|
Klub Samurai 4x4 Suzuki Samurai Forum 4x4. KLUB SAMURAI 4x4. Skorzystaj z szybkiej rejestracji i zacznij wymieniać się swoimi opiniami. |
 |
Knajpa u "Samiego" - Co bys zrobil jakbys zaczynal "motanie" od nowa?
pacmano - 2013-11-05, 09:45 Temat postu: Co bys zrobil jakbys zaczynal "motanie" od nowa? Mam taki osobisty dylemat ... Chcialem sobie przerobic auto na bardziej terenowe Tj. taki standard: sprezyny (przynajmniej przod), opony 31 cali, reduktor 4,16 i pewnie klatke. Nie musi byc wszystko naraz ale ogolnie sie troche uzbiera, jak to zawsze jest. Obecnie oprocz kilku dziur w podlodze ten moj samcio wydaje sie calkiem sprawy. I zagwostke mam taka, czy nie lepiej sprzedac go i polowac na jakiegos taniego i jego przerabiac, motac mojego lub tez kupic juz przerobionego. Z braku czasu i tez skilla za wszystkie przerobki raczej i tak bede musial komus zaplacic. A znowu na jakas dobra oferte i pol roku mozna czekac.
Zdjecia mojego obecnie:
Zdjecie
Zdjecie
Zdjecie
Zdjecie
Zdjecie
SamNaSamZSam - 2013-11-05, 09:49
Moim zdaniem pozbywać się sprawnego i sprawdzonego Samuraia to tak jak rozstawać się z Anistonką z własnej woli :D choć to możliwie to niewielu zrozumie (ja nie rozumiem) :D
pacmano - 2013-11-05, 09:49
Mialem dodac ze licze na powazne wpisy, ale byles szybszy :P
SamNaSamZSam - 2013-11-05, 09:54
Poważnie to miałem tylko to na myśli, że okazje się zdarzają i możesz faktycznie kupić coś już dziabniętego rozsądnie, jak np. ten ostatni Samcio co go Zawias trafił. Ale zawsze to jakieś ryzyko, że prócz modyfikacji jeszcze coś będzie do zrobienia. No i na taką okazję trzeba cierpliwie czekać - zobacz dział zakup kontrolowany, że niełatwo jest trafić coś w dobrym stanie i odpowiedniej cenie. Zmierzam więc do tego że albo ujeżdżasz to co masz i polujesz na okazję, jak się trafi to kupujesz okazję i gonisz w piętkę swojego, albo cierpliwie sobie uzbrajasz swojego (co moim zdaniem wydaje się lepszym wariantem) bo wiesz już co masz i z tego co kojarzę ostatnio jakieś tam naprawy dokonywałeś więc pewnie stan jest bardzo ok.
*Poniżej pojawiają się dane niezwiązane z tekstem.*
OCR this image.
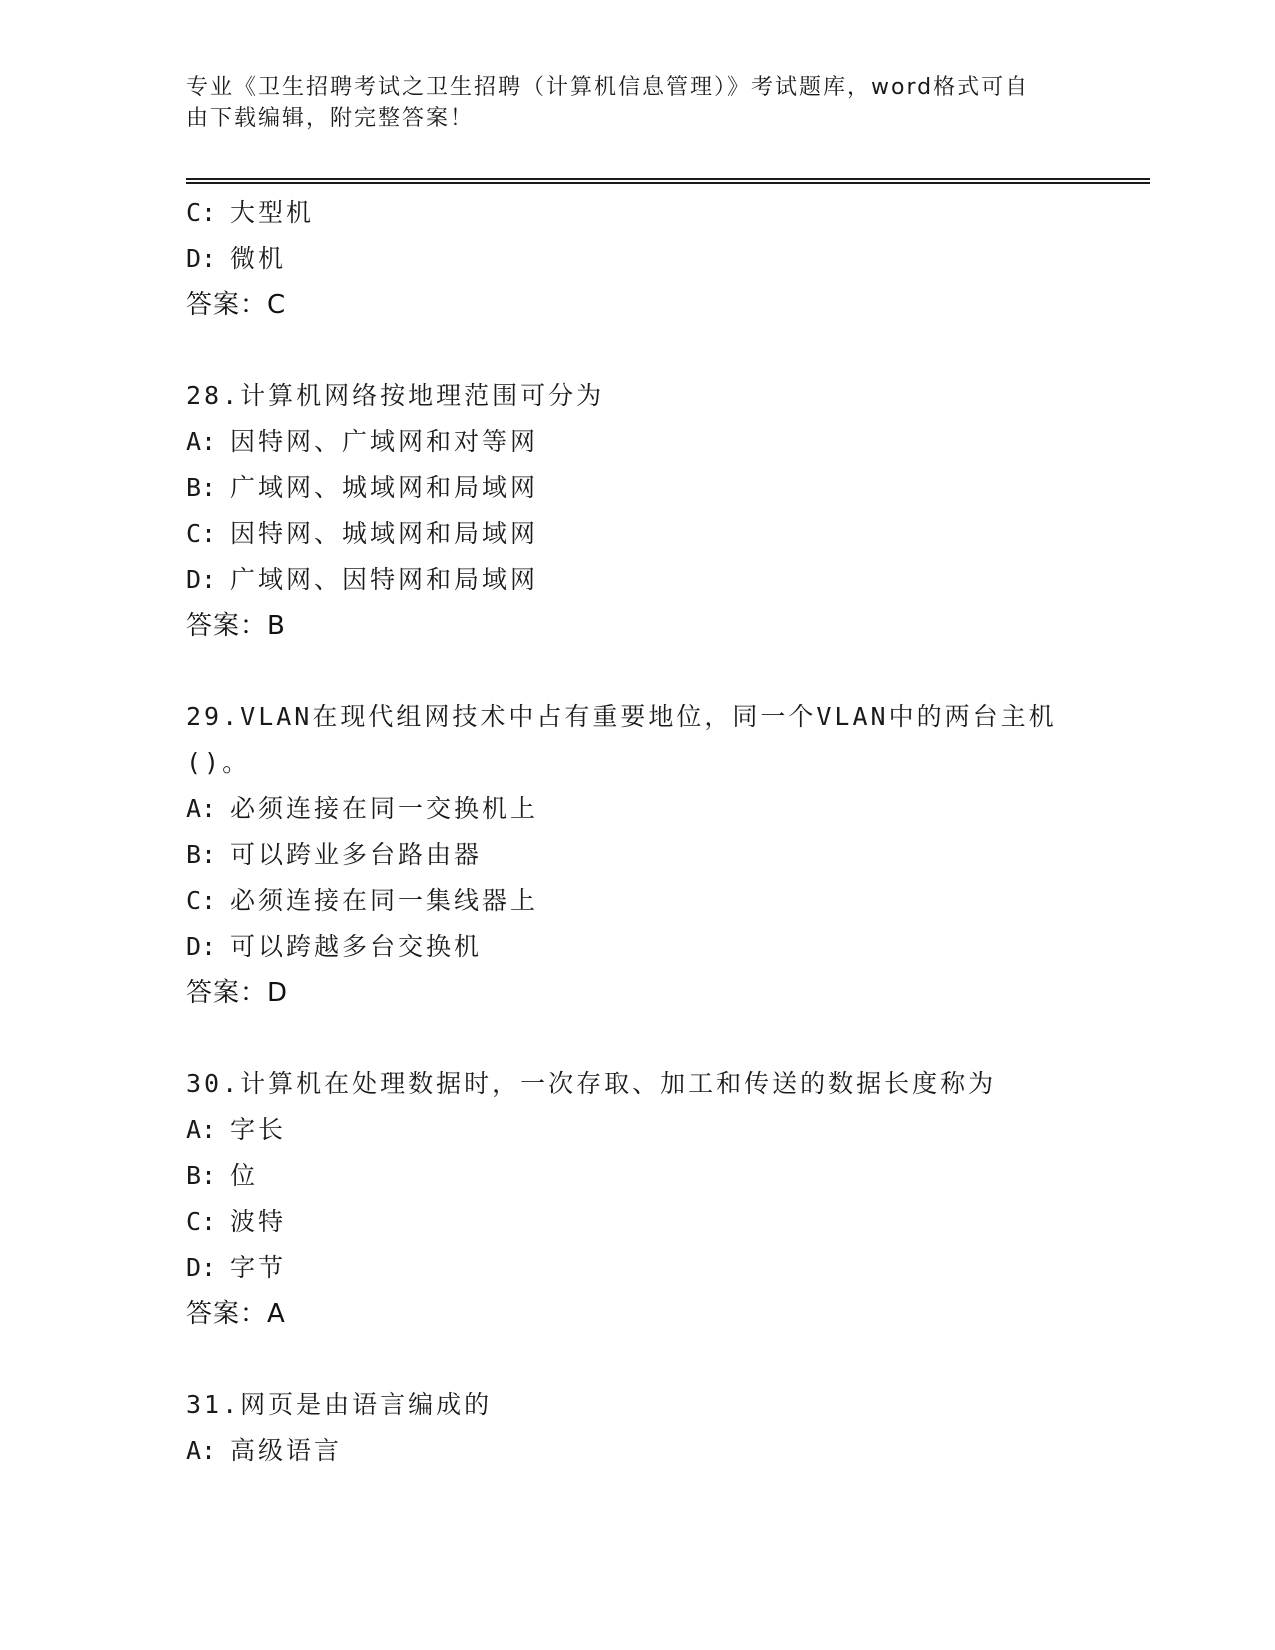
专业《卫生招聘考试之卫生招聘（计算机信息管理）》考试题库，word格式可自
由下载编辑，附完整答案！
C: 大型机
D: 微机
答案：C
28.计算机网络按地理范围可分为
A: 因特网、广域网和对等网
B: 广域网、城域网和局域网
C: 因特网、城域网和局域网
D: 广域网、因特网和局域网
答案：B
29.VLAN在现代组网技术中占有重要地位，同一个VLAN中的两台主机
()。
A: 必须连接在同一交换机上
B: 可以跨业多台路由器
C: 必须连接在同一集线器上
D: 可以跨越多台交换机
答案：D
30.计算机在处理数据时，一次存取、加工和传送的数据长度称为
A: 字长
B: 位
C: 波特
D: 字节
答案：A
31.网页是由语言编成的
A: 高级语言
lopes1987 - 2013-11-05, 10:14
Pacmono masz bardzo fajnego samcia!!! Ja bym nie zmienił go, dodatkowo dochodzą więz i uczucia do wózka. a poza tym sam robisz to wiesz co i jak masz zrobione. A nikt za żadne pieniądzi Ci nie zrobi jak Ty sam. . . Takie moje skromne zdanie.
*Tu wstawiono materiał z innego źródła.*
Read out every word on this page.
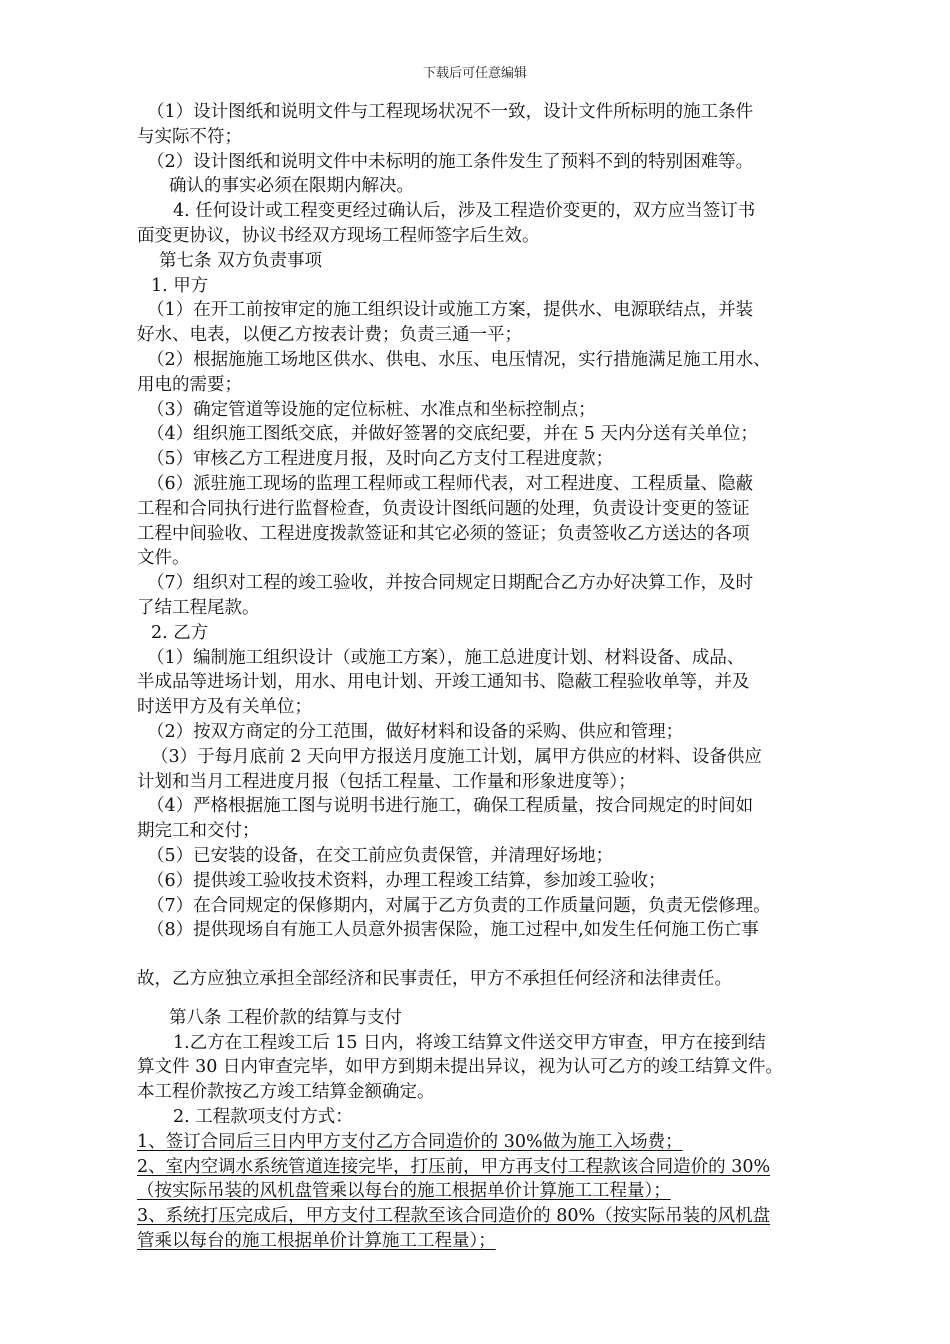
下载后可任意编辑
（1）设计图纸和说明文件与工程现场状况不一致，设计文件所标明的施工条件
与实际不符；
（2）设计图纸和说明文件中未标明的施工条件发生了预料不到的特别困难等。
确认的事实必须在限期内解决。
4. 任何设计或工程变更经过确认后，涉及工程造价变更的，双方应当签订书
面变更协议，协议书经双方现场工程师签字后生效。
第七条 双方负责事项
1. 甲方
（1）在开工前按审定的施工组织设计或施工方案，提供水、电源联结点，并装
好水、电表，以便乙方按表计费；负责三通一平；
（2）根据施施工场地区供水、供电、水压、电压情况，实行措施满足施工用水、
用电的需要；
（3）确定管道等设施的定位标桩、水准点和坐标控制点；
（4）组织施工图纸交底，并做好签署的交底纪要，并在 5 天内分送有关单位；
（5）审核乙方工程进度月报，及时向乙方支付工程进度款；
（6）派驻施工现场的监理工程师或工程师代表，对工程进度、工程质量、隐蔽
工程和合同执行进行监督检查，负责设计图纸问题的处理，负责设计变更的签证
工程中间验收、工程进度拨款签证和其它必须的签证；负责签收乙方送达的各项
文件。
（7）组织对工程的竣工验收，并按合同规定日期配合乙方办好决算工作，及时
了结工程尾款。
2. 乙方
（1）编制施工组织设计（或施工方案），施工总进度计划、材料设备、成品、
半成品等进场计划，用水、用电计划、开竣工通知书、隐蔽工程验收单等，并及
时送甲方及有关单位；
（2）按双方商定的分工范围，做好材料和设备的采购、供应和管理；
（3）于每月底前 2 天向甲方报送月度施工计划，属甲方供应的材料、设备供应
计划和当月工程进度月报（包括工程量、工作量和形象进度等）；
（4）严格根据施工图与说明书进行施工，确保工程质量，按合同规定的时间如
期完工和交付；
（5）已安装的设备，在交工前应负责保管，并清理好场地；
（6）提供竣工验收技术资料，办理工程竣工结算，参加竣工验收；
（7）在合同规定的保修期内，对属于乙方负责的工作质量问题，负责无偿修理。
（8）提供现场自有施工人员意外损害保险，施工过程中,如发生任何施工伤亡事
故，乙方应独立承担全部经济和民事责任，甲方不承担任何经济和法律责任。
第八条 工程价款的结算与支付
1.乙方在工程竣工后 15 日内，将竣工结算文件送交甲方审查，甲方在接到结
算文件 30 日内审查完毕，如甲方到期未提出异议，视为认可乙方的竣工结算文件。
本工程价款按乙方竣工结算金额确定。
2. 工程款项支付方式：
1、签订合同后三日内甲方支付乙方合同造价的 30%做为施工入场费；
2、室内空调水系统管道连接完毕，打压前，甲方再支付工程款该合同造价的 30%
（按实际吊装的风机盘管乘以每台的施工根据单价计算施工工程量）；
3、系统打压完成后，甲方支付工程款至该合同造价的 80%（按实际吊装的风机盘
管乘以每台的施工根据单价计算施工工程量）；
manias79 - 2013-11-05, 11:01
Powiem tak - zostaw swoje autko i co jakiś czas do niego coś dorzuć, ale według przeznaczenia samochodu.
Pewien mój znajomy zrobił sobie porządną zmotę. Silnik baleno, 4.16 w reduktorze, 5.125 w mostach, blokady przód i tył, wyciągarka elektryczna za kierowcą, etc.
Pojechał na Poland Trophy i... zajął dalekie miejsce w kwalifikacji, bo przyjechał zawodnik, który w klasie extreme elektryk miał gigglepina (cena wyciągarki ponad 24 tys. zł) i poskładał całą konkurencję na łopatki. I wiesz co? To jest zabawa dla bardzo zamożnych ludzi.
Teraz kluczowa sprawa - finanse. Sam wiesz, że włożone pieniądze w swojego samuraja nie odzyskasz przy sprzedaży. Więc daruj sobie raczej pomysł sprzedaży swojego z zyskiem i kupienia zmoty, której nie znasz i nie wiesz, jak jeździ.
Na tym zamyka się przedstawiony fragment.